Friday, March 27, 2020

Waiting, Cowering or Living?


The days go by. Just as they always have. Just as they always will.

But in this pandemic, some of us are jettisoning “normal life,” voluntarily or involuntarily, in what I perceive to be three major ways: 

Some of us wait in a “finding things to do to kill time” mode, aimlessly pulling up the internet, re-watching old movies, snacking, and incessantly keeping up with the news. I'm not gonna lie, life taking a pause is sometimes a good thing. I hope some of the family-time and slowing down of daily life continues on into infinity. But over time, what will replace the attitude of waiting, of "killing time," if the "new normal" persists? 

Others cower, afraid when they have to go out, but also extrapolating heightened anxieties well into the future. They focus—obsess really—on the negative side of everything and everyone, growing increasingly pessimistic and morbid, in spite of the fact that this state of mind solves nothing. They allow the unique circumstances of national stress to morph into home stress. Interactions with those they are sequestered with become tinged with easy irritation and frustration, displacing anxiety or being bored onto them

Or, some of us wake up, as we would have woken up on any other day before the pandemic, and live, just like we would have chosen to live before the pandemic. Purpose, faith, family, relationships, professional development and commitments, artistic endeavors, cleaning the house, washing the car…whatever made up life then, makes up life now, regardless of tweaks in the details.

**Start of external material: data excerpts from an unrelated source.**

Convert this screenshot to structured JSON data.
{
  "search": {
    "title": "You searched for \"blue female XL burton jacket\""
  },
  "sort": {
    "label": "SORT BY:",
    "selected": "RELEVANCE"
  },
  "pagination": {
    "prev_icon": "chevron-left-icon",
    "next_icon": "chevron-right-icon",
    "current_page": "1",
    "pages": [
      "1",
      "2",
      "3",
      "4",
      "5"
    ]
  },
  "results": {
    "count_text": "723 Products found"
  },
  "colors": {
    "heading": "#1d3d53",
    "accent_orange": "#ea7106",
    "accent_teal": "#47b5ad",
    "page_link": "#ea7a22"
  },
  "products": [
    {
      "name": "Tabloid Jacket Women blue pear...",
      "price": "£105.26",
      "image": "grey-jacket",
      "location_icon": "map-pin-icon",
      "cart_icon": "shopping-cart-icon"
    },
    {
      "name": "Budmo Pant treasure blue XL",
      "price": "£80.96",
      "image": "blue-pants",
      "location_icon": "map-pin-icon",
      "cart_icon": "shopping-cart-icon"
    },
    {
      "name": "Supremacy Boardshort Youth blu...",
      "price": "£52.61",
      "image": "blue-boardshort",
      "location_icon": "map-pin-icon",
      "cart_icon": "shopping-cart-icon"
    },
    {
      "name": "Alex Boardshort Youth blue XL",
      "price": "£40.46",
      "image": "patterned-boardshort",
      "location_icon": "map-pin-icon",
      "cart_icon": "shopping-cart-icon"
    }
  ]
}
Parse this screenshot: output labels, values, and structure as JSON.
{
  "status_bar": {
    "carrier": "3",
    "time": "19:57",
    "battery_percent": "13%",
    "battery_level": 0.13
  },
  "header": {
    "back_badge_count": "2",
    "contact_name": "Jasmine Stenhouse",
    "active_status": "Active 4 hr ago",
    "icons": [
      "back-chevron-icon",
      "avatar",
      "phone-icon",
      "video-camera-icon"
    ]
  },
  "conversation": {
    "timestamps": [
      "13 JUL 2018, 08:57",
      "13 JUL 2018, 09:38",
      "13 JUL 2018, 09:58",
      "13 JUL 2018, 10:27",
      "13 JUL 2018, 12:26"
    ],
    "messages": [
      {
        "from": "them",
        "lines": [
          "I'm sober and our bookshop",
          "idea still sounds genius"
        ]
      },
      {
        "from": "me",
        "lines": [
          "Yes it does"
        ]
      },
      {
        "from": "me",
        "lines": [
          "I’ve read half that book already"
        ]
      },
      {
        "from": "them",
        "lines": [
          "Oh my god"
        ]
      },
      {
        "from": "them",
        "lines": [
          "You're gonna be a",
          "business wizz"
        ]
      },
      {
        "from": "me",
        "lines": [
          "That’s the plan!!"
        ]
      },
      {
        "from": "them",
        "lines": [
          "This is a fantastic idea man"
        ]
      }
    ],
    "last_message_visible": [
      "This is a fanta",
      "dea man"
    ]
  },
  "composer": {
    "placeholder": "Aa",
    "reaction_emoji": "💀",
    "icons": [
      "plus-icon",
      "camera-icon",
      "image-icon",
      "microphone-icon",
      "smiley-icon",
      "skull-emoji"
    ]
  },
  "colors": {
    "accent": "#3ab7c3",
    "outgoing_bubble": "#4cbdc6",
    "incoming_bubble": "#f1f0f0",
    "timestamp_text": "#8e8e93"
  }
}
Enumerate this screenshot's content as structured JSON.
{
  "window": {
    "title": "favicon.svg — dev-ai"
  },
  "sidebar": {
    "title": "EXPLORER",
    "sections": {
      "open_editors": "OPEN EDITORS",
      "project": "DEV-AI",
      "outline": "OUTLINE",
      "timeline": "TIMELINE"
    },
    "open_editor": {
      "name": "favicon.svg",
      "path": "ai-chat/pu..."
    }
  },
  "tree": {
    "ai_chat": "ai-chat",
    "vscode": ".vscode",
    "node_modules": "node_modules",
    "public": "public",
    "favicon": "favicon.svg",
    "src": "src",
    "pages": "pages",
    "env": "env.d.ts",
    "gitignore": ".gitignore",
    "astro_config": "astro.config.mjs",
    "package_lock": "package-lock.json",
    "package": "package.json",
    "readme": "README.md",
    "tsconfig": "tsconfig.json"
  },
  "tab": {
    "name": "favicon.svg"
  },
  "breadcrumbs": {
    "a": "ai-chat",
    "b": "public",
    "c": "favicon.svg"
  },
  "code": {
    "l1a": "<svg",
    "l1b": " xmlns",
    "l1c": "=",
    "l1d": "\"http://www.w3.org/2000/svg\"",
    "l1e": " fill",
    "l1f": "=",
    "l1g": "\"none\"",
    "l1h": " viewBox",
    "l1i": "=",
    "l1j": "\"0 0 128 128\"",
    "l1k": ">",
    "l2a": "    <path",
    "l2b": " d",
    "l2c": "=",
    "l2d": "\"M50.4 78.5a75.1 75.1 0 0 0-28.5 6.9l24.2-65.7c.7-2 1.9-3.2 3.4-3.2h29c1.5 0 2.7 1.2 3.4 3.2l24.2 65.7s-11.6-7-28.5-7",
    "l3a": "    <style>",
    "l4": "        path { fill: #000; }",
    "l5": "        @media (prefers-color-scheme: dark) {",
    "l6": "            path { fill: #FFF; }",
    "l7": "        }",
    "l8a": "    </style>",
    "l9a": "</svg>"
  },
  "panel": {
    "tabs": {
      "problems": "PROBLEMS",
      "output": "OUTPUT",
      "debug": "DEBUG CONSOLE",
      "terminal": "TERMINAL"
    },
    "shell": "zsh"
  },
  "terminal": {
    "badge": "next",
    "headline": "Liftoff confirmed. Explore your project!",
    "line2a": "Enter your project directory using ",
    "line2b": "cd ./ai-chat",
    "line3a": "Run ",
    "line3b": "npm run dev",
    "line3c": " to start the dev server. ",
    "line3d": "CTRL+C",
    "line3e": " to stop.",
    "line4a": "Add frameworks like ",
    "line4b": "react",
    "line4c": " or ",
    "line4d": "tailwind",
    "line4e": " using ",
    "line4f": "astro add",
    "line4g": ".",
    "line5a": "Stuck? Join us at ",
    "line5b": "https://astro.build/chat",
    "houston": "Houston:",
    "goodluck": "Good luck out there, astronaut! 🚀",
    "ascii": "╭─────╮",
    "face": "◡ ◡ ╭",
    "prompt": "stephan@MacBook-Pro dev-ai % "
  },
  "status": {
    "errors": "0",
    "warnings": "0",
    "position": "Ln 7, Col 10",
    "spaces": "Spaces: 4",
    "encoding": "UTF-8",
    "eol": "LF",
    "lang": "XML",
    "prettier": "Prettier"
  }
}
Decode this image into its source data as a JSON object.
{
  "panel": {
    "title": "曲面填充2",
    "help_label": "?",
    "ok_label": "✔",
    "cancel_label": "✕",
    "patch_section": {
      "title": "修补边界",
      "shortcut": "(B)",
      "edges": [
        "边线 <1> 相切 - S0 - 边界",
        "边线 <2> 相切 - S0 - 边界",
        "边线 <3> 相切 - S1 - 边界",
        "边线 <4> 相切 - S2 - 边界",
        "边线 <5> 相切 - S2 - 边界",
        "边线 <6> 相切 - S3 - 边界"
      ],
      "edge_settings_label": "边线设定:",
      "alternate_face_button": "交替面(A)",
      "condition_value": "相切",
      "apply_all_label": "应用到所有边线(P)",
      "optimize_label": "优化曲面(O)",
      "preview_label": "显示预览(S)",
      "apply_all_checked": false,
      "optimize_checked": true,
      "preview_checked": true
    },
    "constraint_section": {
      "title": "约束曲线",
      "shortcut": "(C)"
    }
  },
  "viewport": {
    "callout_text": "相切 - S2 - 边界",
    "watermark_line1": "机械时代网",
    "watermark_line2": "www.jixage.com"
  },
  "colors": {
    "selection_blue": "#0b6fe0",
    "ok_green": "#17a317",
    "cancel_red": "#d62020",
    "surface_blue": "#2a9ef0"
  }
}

This choosing to live on the opposite side of catastrophe doesn’t mean we are callous. It doesn’t mean we lack compassion for what so many around the world are going through, just as our choosing to live life before the pandemic didn’t mean we were less compassionate about the tragedies and struggles people were going through then.

It means we can’t help anyone—whether they have the virus or not—by being constantly morose and dramatic, feeding 24/7 on media pandemic coverage, and putting life “on hold” in the mis-guided attitude that “this is what life requires right now.”

No.

Especially if there are children and youth present, for them a 24/7 intake of general conversation and hyperbolic pontificating, along with an unceasing drumbeat of background media voices spewing minute-by-minute “updates” and speculative worst case scenarios is not exactly a great way to observe and learn resilience, calm or level-headedness, and could implant lasting trauma.

It’s easy to get pulled in to the pandemic fray. I know that I, for one, was talking about it fast and furiously from numerous angles early on. I mean, there were and continue to be so many questions. All the “what-ifs” and “why can’t they’s?” I consulted the Johns Hopkins Coronavirus map three or four times a day. 

And then my husband and I decided enough is enough. We took a two-day sabbatical and didn’t look at our computers. We read. We cooked together. We went for a walk outside. We took time to discover new music on Spotify. We laughed with some fun comedians on the internet. We went for a drive.

That sabbatical from the onslaught, for the most part, continues.

My husband pursues work from home, I continue to write, and we both carry on in our commitment to learn and grow in our faith. In this way, life feels like life again. We feel like we are living. 

What I’ve learned from this time is, life happens. It always has. It always will. 

Pandemics of nature, illness, war, and technology—personal and national, national and global, will come and go

They are the pandemics of a broken world. 

And so, since that world is our abode, and because of its persistent and encroaching not-always-controllable-nature, today—whatever day it is, in pandemic or out—today is no less urgent than any other to live in a progressive manner

And if we feel that we honestly haven’t been doing that all along—even in the “good” days, then like with anything positive that moves us forward, now is a perfect time to begin. 


Copyright Barb Harwood





1 comment:

gfuller said...

Bravo. Exactly perfect words for these times. For all times. Thank you.